"I don't."
"I mean, ass," she said affectionately, "that your role in your relationship with your brothers is just as important as theirs. You use them to get yourself off the hook with men."
"Off the hook with what men? They've scared half the men in town away, and the other half they won't let near me."
Liddy hooted in disbelief. "And you name me one man in town that ever seriously interested you. Just one, Piper."
"That's not the point."
"It's exactly the point. Which isn't to say Andrew and Benjamin aren't utter pains in the ass at times." She flipped back long, blond hair with one hand, blue eyes twinkling. "And, of course, you know I wasn't including Clate Jackson among the men from town."
"So?"
"Piper, I swear, I don't know why your brothers haven't tied a rock around your ankle and pitched you into the bay by now. Speaking of pains in the ass! So," she said, "I am not blind, I am not stupid, I am not naive. I saw the sparks flying between you and Jackson yesterday at the hospital."
"You imagined—"
"I saw. And so did Andrew and Benjamin."
Piper blanched. "They told you?"
"Are you kidding? They're pretending if they don't say anything, what they saw won't be real. That's nonsense, of course. What they saw was real enough. They'd just feel a whole lot better if they remotely trusted Clate Jackson to do right by you."
"Do you trust him?"
They exited Piper's house through the front door. Liddy stopped in the walk and gave her sister-in-law a sly grin. "After seeing him, I figure trust is probably not real high on your list of priorities involving our rich Tennessean. This is something I understand. I won't say your brothers do. The double standard and all that."

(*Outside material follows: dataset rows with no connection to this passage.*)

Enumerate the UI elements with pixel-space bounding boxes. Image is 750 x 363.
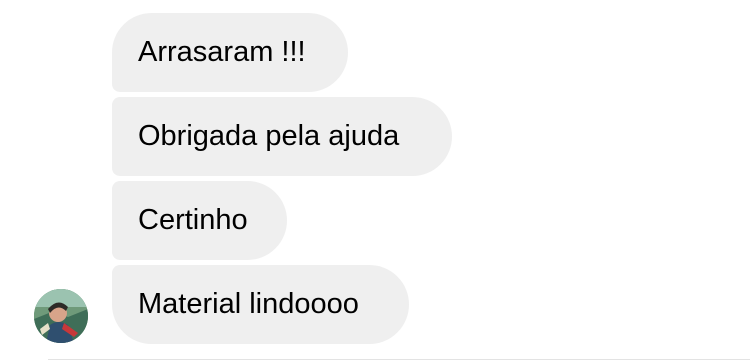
- divider: [48, 359, 750, 360]
- profile-photo-icon: [34, 289, 88, 343]
- message-bubble[interactable]: Arrasaram !!!: [112, 13, 348, 92]
- message-bubble[interactable]: Certinho: [112, 181, 287, 260]
- message-text: Material lindoooo: [138, 288, 359, 320]
- message-thread: Arrasaram !!! Obrigada pela ajuda Certin…: [0, 0, 750, 363]
- message-bubble[interactable]: Material lindoooo: [112, 265, 409, 344]
- message-text: Arrasaram !!!: [138, 36, 306, 68]
- message-text: Certinho: [138, 204, 248, 236]
- message-bubble[interactable]: Obrigada pela ajuda: [112, 97, 452, 176]
- avatar[interactable]: [34, 289, 88, 343]
- message-text: Obrigada pela ajuda: [138, 120, 400, 152]
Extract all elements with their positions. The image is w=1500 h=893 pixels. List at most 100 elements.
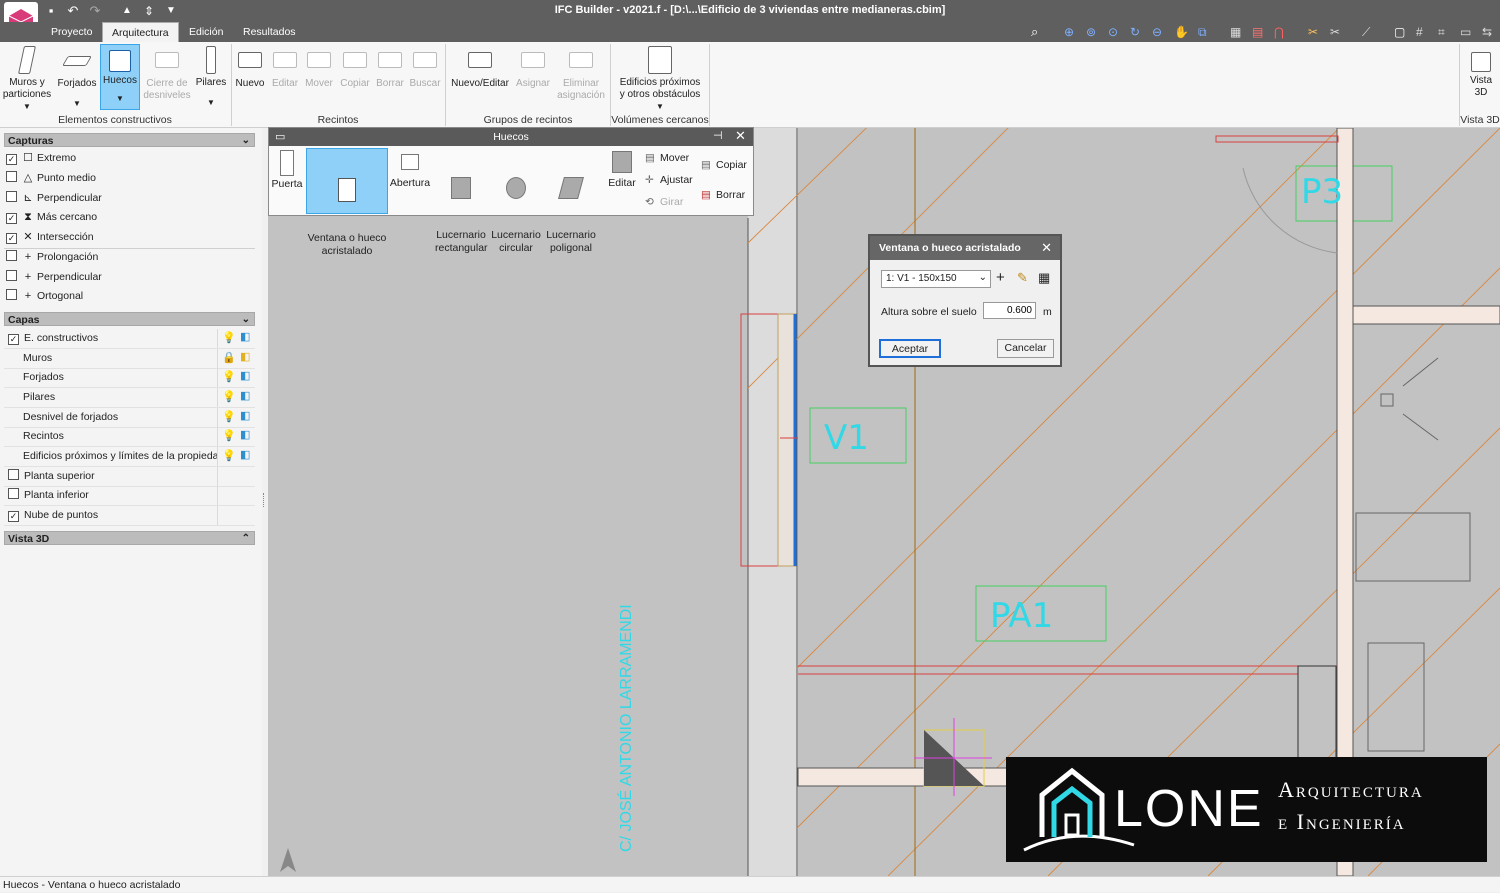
add-icon[interactable]: + (996, 269, 1005, 286)
cube-locked-icon[interactable]: ◧ (240, 352, 251, 363)
room-copy-button[interactable]: Copiar (339, 44, 371, 90)
pin-icon[interactable]: ⊣ (713, 129, 723, 142)
layer-planta-inferior[interactable]: Planta inferior (4, 486, 255, 506)
room-new-button[interactable]: Nuevo (234, 44, 266, 90)
cube-icon[interactable]: ◧ (240, 332, 251, 343)
snap-mas-cercano[interactable]: ✓ ⧗ Más cercano (6, 208, 97, 226)
panel-resize-handle[interactable] (263, 493, 266, 507)
group-new-edit-button[interactable]: Nuevo/Editar (449, 44, 511, 90)
aperture-button[interactable]: Abertura (389, 148, 431, 190)
adjust-button[interactable]: ✛ Ajustar (645, 174, 693, 186)
vista3d-header[interactable]: Vista 3D ⌃ (4, 531, 255, 545)
checkbox[interactable]: ✓ (8, 511, 19, 522)
checkbox[interactable] (6, 250, 17, 261)
move-button[interactable]: ▤ Mover (645, 152, 689, 164)
view-3d-button[interactable]: Vista 3D (1463, 44, 1499, 99)
zoom-in-icon[interactable]: ⊙ (1108, 25, 1118, 39)
copy-button[interactable]: ▤ Copiar (701, 159, 747, 171)
grid-icon[interactable]: # (1416, 25, 1423, 39)
checkbox[interactable] (6, 191, 17, 202)
level-closure-button[interactable]: Cierre de desniveles (142, 44, 192, 102)
zoom-previous-icon[interactable]: ⧉ (1198, 25, 1207, 40)
measure-icon[interactable]: ⟋ (1362, 25, 1370, 40)
search-icon[interactable]: ⌕ (1031, 24, 1038, 40)
snap-point-icon[interactable]: ⌗ (1438, 25, 1445, 40)
checkbox[interactable] (6, 270, 17, 281)
snap-perpendicular[interactable]: ⊾ Perpendicular (6, 189, 102, 207)
room-delete-button[interactable]: Borrar (374, 44, 406, 90)
snap-prolongacion[interactable]: + Prolongación (6, 248, 98, 266)
checkbox[interactable] (6, 289, 17, 300)
snap-perpendicular-2[interactable]: + Perpendicular (6, 268, 102, 286)
rotate-button[interactable]: ⟲ Girar (645, 196, 683, 208)
layer-planta-superior[interactable]: Planta superior (4, 467, 255, 487)
window-type-select[interactable]: 1: V1 - 150x150 ⌄ (881, 270, 991, 288)
skylight-polygon-button[interactable]: Lucernario poligonal (545, 148, 597, 281)
cube-icon[interactable]: ◧ (240, 430, 251, 441)
tab-arquitectura[interactable]: Arquitectura (102, 22, 179, 43)
bulb-icon[interactable]: 💡 (222, 411, 236, 423)
bulb-icon[interactable]: 💡 (222, 391, 236, 403)
arrows-icon[interactable]: ⇆ (1482, 25, 1492, 39)
walls-button[interactable]: Muros y particiones ▼ (2, 44, 52, 113)
capas-header[interactable]: Capas ⌄ (4, 312, 255, 326)
tab-edicion[interactable]: Edición (180, 22, 232, 42)
group-assign-button[interactable]: Asignar (514, 44, 552, 90)
refresh-icon[interactable]: ↻ (1130, 25, 1140, 39)
tool-b-icon[interactable]: ✂ (1330, 25, 1340, 39)
ruler-icon[interactable]: ▭ (1460, 25, 1471, 39)
pan-hand-icon[interactable]: ✋ (1174, 25, 1189, 39)
cube-icon[interactable]: ◧ (240, 450, 251, 461)
layer-edificios[interactable]: Edificios próximos y límites de la propi… (4, 447, 255, 467)
cube-icon[interactable]: ◧ (240, 371, 251, 382)
layer-muros[interactable]: Muros 🔒 ◧ (4, 349, 255, 369)
layer-recintos[interactable]: Recintos 💡 ◧ (4, 427, 255, 447)
edit-button[interactable]: Editar (605, 148, 639, 190)
checkbox[interactable] (8, 488, 19, 499)
checkbox[interactable]: ✓ (6, 233, 17, 244)
checkbox[interactable]: ✓ (6, 154, 17, 165)
checkbox[interactable]: ✓ (6, 213, 17, 224)
lock-icon[interactable]: 🔒 (222, 352, 236, 364)
table-icon[interactable]: ▦ (1038, 270, 1050, 286)
room-move-button[interactable]: Mover (303, 44, 335, 90)
magnet-icon[interactable]: ⋂ (1274, 25, 1284, 39)
slabs-button[interactable]: Forjados ▼ (56, 44, 98, 110)
room-search-button[interactable]: Buscar (408, 44, 442, 90)
layer-e-constructivos[interactable]: ✓ E. constructivos 💡 ◧ (4, 329, 255, 349)
close-icon[interactable]: ✕ (735, 128, 746, 144)
snap-ortogonal[interactable]: + Ortogonal (6, 287, 83, 305)
tab-resultados[interactable]: Resultados (234, 22, 305, 42)
bulb-icon[interactable]: 💡 (222, 430, 236, 442)
layer-forjados[interactable]: Forjados 💡 ◧ (4, 368, 255, 388)
window-button[interactable]: Ventana o hueco acristalado (306, 148, 388, 257)
checkbox[interactable] (8, 469, 19, 480)
cube-icon[interactable]: ◧ (240, 391, 251, 402)
cancel-button[interactable]: Cancelar (997, 339, 1054, 358)
room-edit-button[interactable]: Editar (269, 44, 301, 90)
delete-button[interactable]: ▤ Borrar (701, 189, 745, 201)
layer-pilares[interactable]: Pilares 💡 ◧ (4, 388, 255, 408)
window-frame-icon[interactable]: ▢ (1394, 25, 1405, 39)
pencil-icon[interactable]: ✎ (1017, 270, 1028, 286)
accept-button[interactable]: Aceptar (879, 339, 941, 358)
bulb-icon[interactable]: 💡 (222, 371, 236, 383)
nearby-buildings-button[interactable]: Edificios próximos y otros obstáculos ▼ (614, 44, 706, 113)
grid-snap-icon[interactable]: ▦ (1230, 25, 1241, 39)
zoom-window-icon[interactable]: ⊕ (1064, 25, 1074, 39)
layers-icon[interactable]: ▤ (1252, 25, 1263, 39)
tab-proyecto[interactable]: Proyecto (42, 22, 101, 42)
huecos-toolbar-titlebar[interactable]: ▭ Huecos ⊣ ✕ (269, 128, 753, 146)
checkbox[interactable] (6, 171, 17, 182)
openings-button[interactable]: Huecos ▼ (100, 44, 140, 110)
capturas-header[interactable]: Capturas ⌄ (4, 133, 255, 147)
zoom-out-icon[interactable]: ⊖ (1152, 25, 1162, 39)
snap-extremo[interactable]: ✓ ☐ Extremo (6, 149, 76, 167)
group-unassign-button[interactable]: Eliminar asignación (554, 44, 608, 102)
columns-button[interactable]: Pilares ▼ (194, 44, 228, 109)
snap-interseccion[interactable]: ✓ ✕ Intersección (6, 228, 94, 246)
close-icon[interactable]: ✕ (1041, 236, 1052, 260)
bulb-icon[interactable]: 💡 (222, 450, 236, 462)
layer-nube-puntos[interactable]: ✓ Nube de puntos (4, 506, 255, 526)
bulb-icon[interactable]: 💡 (222, 332, 236, 344)
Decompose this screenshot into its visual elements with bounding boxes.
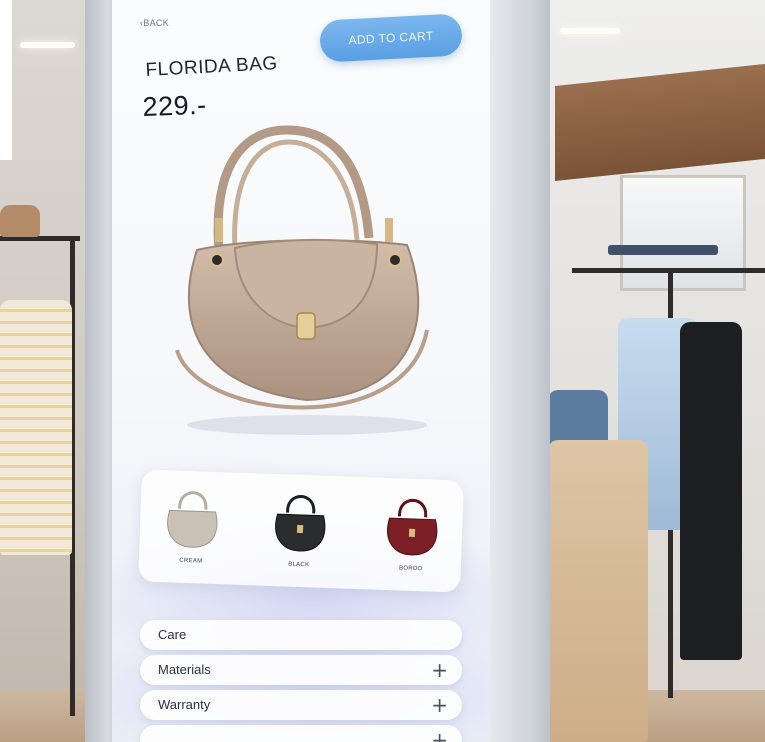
variant-label: CREAM — [179, 557, 203, 565]
variant-black[interactable]: BLACK — [258, 482, 341, 583]
plus-icon: + — [431, 728, 448, 742]
accordion-label: Care — [158, 627, 187, 642]
accordion-care[interactable]: Care — [140, 620, 462, 650]
ceiling-light — [20, 42, 75, 48]
handbag-image — [175, 125, 429, 435]
accordion-label: Warranty — [158, 697, 211, 712]
striped-shirt — [0, 300, 72, 555]
color-variant-panel: CREAM BLACK BORDO — [138, 469, 464, 593]
black-bag-thumbnail — [275, 495, 326, 552]
folded-clothes — [0, 205, 40, 237]
ceiling-light — [560, 28, 620, 34]
accordion-more[interactable]: + — [140, 725, 462, 742]
window — [620, 175, 746, 291]
plus-icon: + — [431, 693, 448, 717]
plus-icon: + — [431, 658, 448, 682]
add-to-cart-button[interactable]: ADD TO CART — [318, 13, 464, 63]
folded-shelf-clothes — [608, 245, 718, 255]
bordo-bag-thumbnail — [387, 499, 438, 556]
accordion-warranty[interactable]: Warranty + — [140, 690, 462, 720]
back-link[interactable]: ‹BACK — [140, 18, 169, 28]
variant-label: BLACK — [288, 561, 310, 569]
kiosk-frame-right — [488, 0, 550, 742]
cream-bag-thumbnail — [167, 491, 218, 548]
white-corner — [0, 0, 12, 160]
accordion-label: Materials — [158, 662, 211, 677]
beige-sweater — [548, 440, 648, 742]
accordion-materials[interactable]: Materials + — [140, 655, 462, 685]
variant-bordo[interactable]: BORDO — [370, 486, 453, 587]
variant-label: BORDO — [398, 565, 423, 573]
variant-cream[interactable]: CREAM — [150, 478, 233, 579]
black-dress — [680, 322, 742, 660]
kiosk-screen: ‹BACK ADD TO CART FLORIDA BAG 229.- CREA… — [112, 0, 490, 742]
product-name: FLORIDA BAG — [145, 53, 279, 81]
product-price: 229.- — [142, 89, 208, 122]
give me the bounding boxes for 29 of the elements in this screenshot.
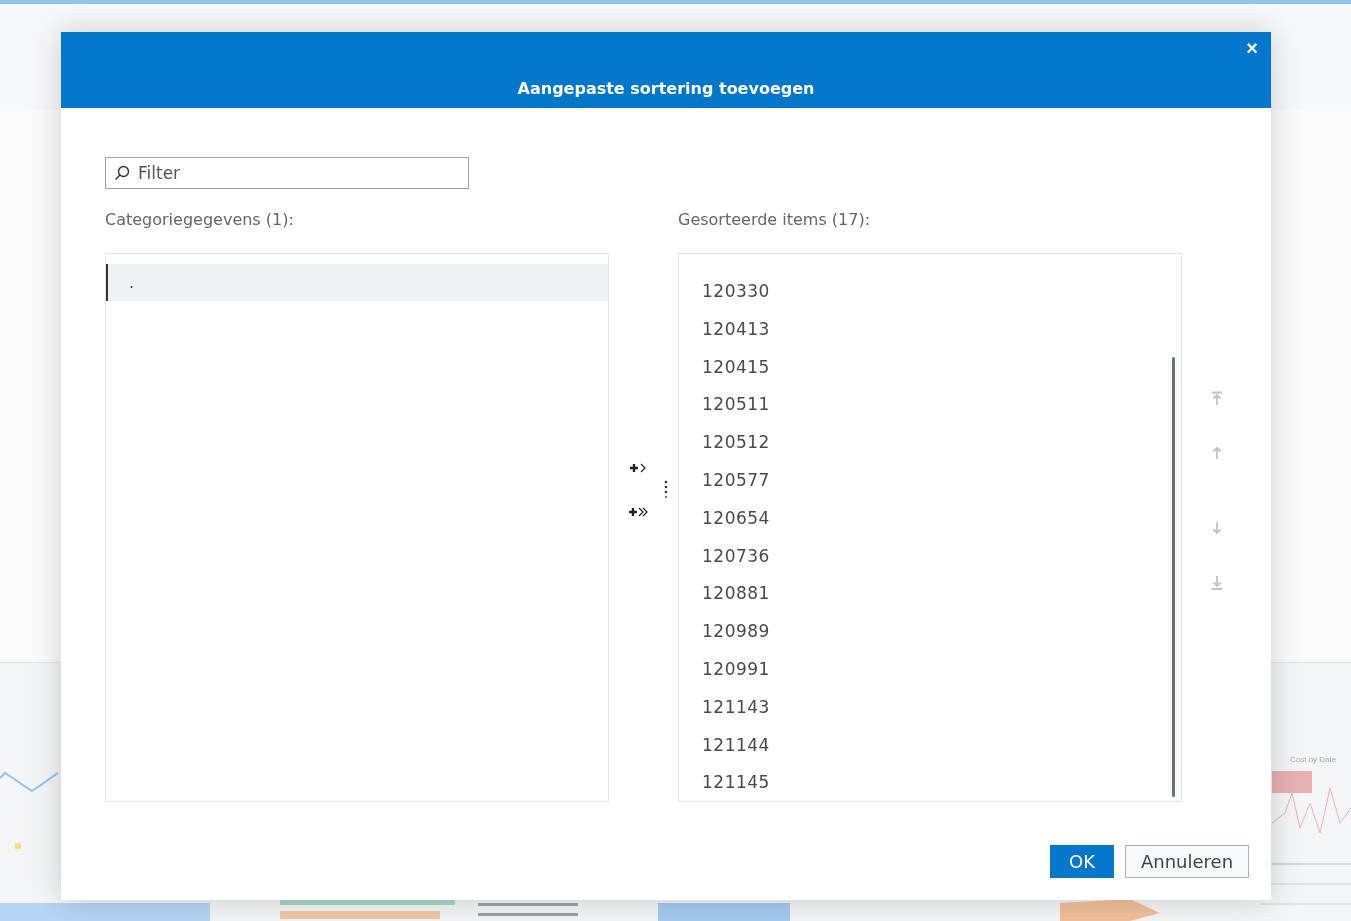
list-item[interactable]: 120989 bbox=[679, 613, 822, 651]
source-list-label: Categoriegegevens (1): bbox=[105, 209, 295, 231]
ok-button[interactable]: OK bbox=[1050, 845, 1114, 878]
list-item[interactable]: 120415 bbox=[679, 348, 822, 387]
add-all-button[interactable] bbox=[627, 506, 650, 518]
chart-caption: Cost by Date bbox=[1290, 755, 1337, 764]
list-item[interactable]: 120881 bbox=[679, 575, 822, 614]
list-item[interactable]: . bbox=[106, 264, 608, 301]
list-item[interactable]: 120330 bbox=[679, 273, 822, 311]
sorted-list-label: Gesorteerde items (17): bbox=[678, 209, 872, 231]
splitter-handle[interactable] bbox=[663, 480, 668, 498]
plus-chevron-icon bbox=[628, 462, 647, 474]
filter-field[interactable]: Filter bbox=[105, 157, 469, 189]
dialog-title: Aangepaste sortering toevoegen bbox=[517, 79, 815, 98]
list-item[interactable]: 120654 bbox=[679, 499, 822, 538]
plus-double-chevron-icon bbox=[627, 506, 650, 518]
list-item[interactable]: 121143 bbox=[679, 688, 822, 727]
list-item[interactable]: 121145 bbox=[679, 764, 822, 803]
add-button[interactable] bbox=[628, 462, 647, 474]
list-item[interactable]: 120511 bbox=[679, 386, 822, 425]
cancel-button[interactable]: Annuleren bbox=[1125, 845, 1249, 878]
list-item[interactable]: 120413 bbox=[679, 310, 822, 349]
list-item[interactable]: 121144 bbox=[679, 726, 822, 765]
list-item[interactable]: 120736 bbox=[679, 537, 822, 576]
close-button[interactable]: × bbox=[1242, 37, 1262, 59]
list-item[interactable]: 120577 bbox=[679, 462, 822, 500]
list-item[interactable]: 120512 bbox=[679, 424, 822, 462]
scrollbar[interactable] bbox=[1172, 357, 1175, 797]
list-item[interactable]: 120991 bbox=[679, 650, 822, 689]
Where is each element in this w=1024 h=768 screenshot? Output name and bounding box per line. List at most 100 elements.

Piper couldn't stop a flush of embarrassment at Liddy's obvious conclusion that her sister-in-law and Clate Jackson had been to bed together.
"Oh," Liddy squealed, sliding into her car, "I love being right."
When they arrived at the hospital, Hannah was chomping at the bit to go. She got dressed while Piper spoke to her doctor, which irritated Hannah no end. She could see to her own medical affairs, thank you. But Piper insisted.
The doctor, no youngster himself, said he could find no physical reason why Hannah might have passed out. Without coming right out and saying so, he indicated his belief that she'd simply dozed off at the wheel, and it seemed less frightening and embarrassing to her to claim to have passed out.
Hannah sat up front with Liddy and scowled around to Piper in back. "That old fool told you I faked passing out to save face, didn't he?"
"He was really very polite about it."
"I'm old, not stupid. I know the difference between passing out and falling asleep. And who on earth would I want to save face for? You all have seen me at my best and my worst since you were tots."
This was true. Piper sighed. "It doesn't matter, Hannah. You're out of there."
"Yes." She sat back with satisfaction, hands folded on her lap. "Thank you for bringing me my clothes, Piper. You found everything all right?"
"Not everything," Piper said cryptically.
But not cryptically enough. Her sister-in-law glanced suspiciously into her rearview mirror, and Piper tried to keep a neutral expression. As circumspect as Liddy was, she wasn't above tattling to her husband and brother-in-law that sister Piper and aunt Hannah hadn't quite told them everything.
When they arrived at her townhouse, Hannah announced that Piper should stay for a while. "I'm feeling a little wobbly." This, Piper knew, was pure fiction. Even if true, Hannah would never admit to feeling lousy unless it suited her. "A night in the hospital will do that to anyone." She shuddered. "Modern medicine."
Liddy was in no mood. "It's better than leeches."
Hannah gave her a cool look. "I suppose you have a point. But I believe in promoting good health through preventive care, and resorting to needles, pharmaceuticals, machines, and carving knives only when absolutely necessary, and not just to pay the light bill or provide new boats for the doctors."
"Since when have you become so cynical?"
Hannah gave an airy toss of the head, apparently forgetting she was supposed to look wobbly. "Since this morning when I insisted on seeing my bill before I left. One night in the hospital! One night! A family of four could have lived on that much for a year in nineteen seventeen. And did."
Liddy glanced at her. "I suppose you would know. Look, I have specific orders not to leave you two alone. Piper doesn't have her car, and yours is in the shop."
"But she can call you, can't she? Or her father or one of her brothers?" Hannah smiled sweetly, but was immovable. "There's always that nice man who bought my house. He has a lovely car."
"You're making this hard on me." Liddy appealed to her sister-in-law. "Piper, you know Benjamin and Andrew are going to think you two are up to something."